Il existe deux réalités inévitables, veut le dicton: les impôts et la mort. Au sujet de la moins désagréable des deux (!), on peut affirmer que toute la vie n'est qu'une longue préparation à la mort. C'est une difficile entreprise qui échoue presque toujours. Et on reste alors avec ce cadeau empoisonné: la vie, mais gâchée par la conscience de sa propre finitude.

À preuve, tout ce que l'Homme a bricolé pour domestiquer la grande faucheuse. Les dieux et les religions. La réincarnation et la résurrection. La course à l'immortalité par l'art, la politique, la guerre. Plus récemment: le corps éternellement réparé, l'esprit téléchargé dans l'espace virtuel...

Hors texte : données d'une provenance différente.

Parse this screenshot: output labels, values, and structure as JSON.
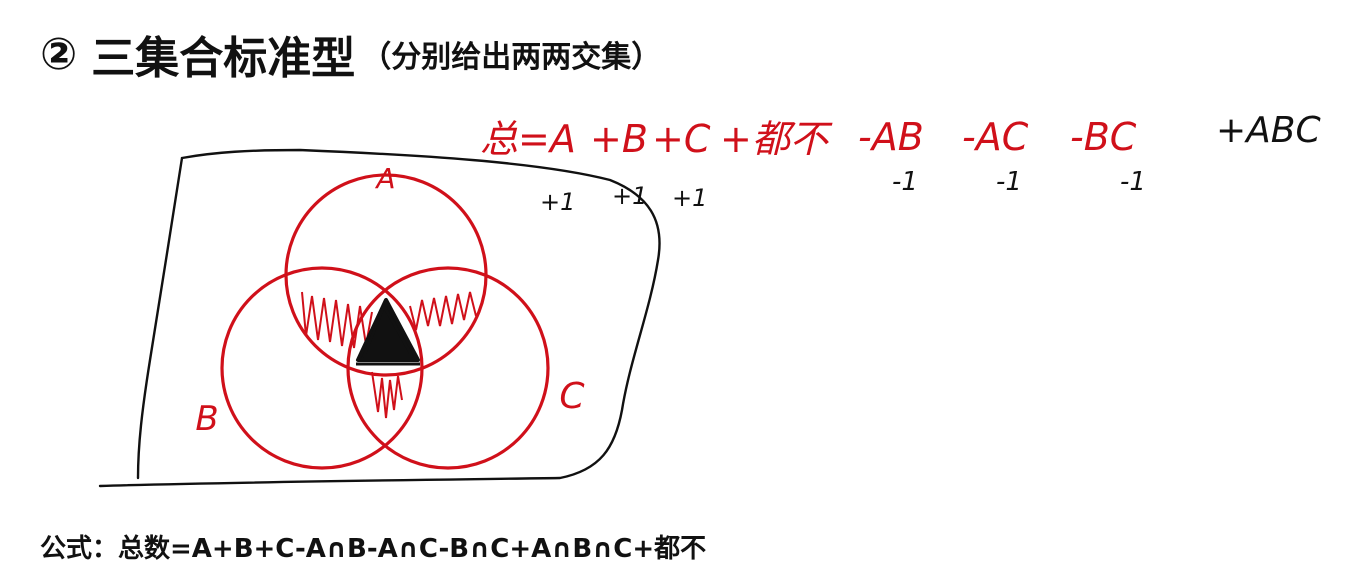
{
  "title": {
    "number": "②",
    "main": "三集合标准型",
    "sub": "（分别给出两两交集）"
  },
  "venn": {
    "set_labels": [
      "A",
      "B",
      "C"
    ]
  },
  "handwritten": {
    "formula_red_parts": [
      "总=A",
      "+B",
      "+C",
      "+都不",
      "-AB",
      "-AC",
      "-BC"
    ],
    "formula_black_part": "+ABC",
    "marks_plus": [
      "+1",
      "+1",
      "+1"
    ],
    "marks_minus": [
      "-1",
      "-1",
      "-1"
    ]
  },
  "formula_line": "公式：总数=A+B+C-A∩B-A∩C-B∩C+A∩B∩C+都不",
  "colors": {
    "red": "#d0101a",
    "ink": "#111111"
  }
}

Et pour achever de rendre l'affaire parfaitement insupportable, le «je» moderne, hypertrophié et déifié, «rend la mort encore plus dramatique», dit l'anthropologue Serge Bouchard dans Vivre jusqu'au bout. Il s'agit d'une série de cinq émissions, de Mario Proulx, qui seront diffusées à compter de lundi (13h et 22h) à la Première Chaîne de Radio-Canada. On y fait le tour de tout ce qui concerne la mort, agonie et rites, euthanasie et deuil.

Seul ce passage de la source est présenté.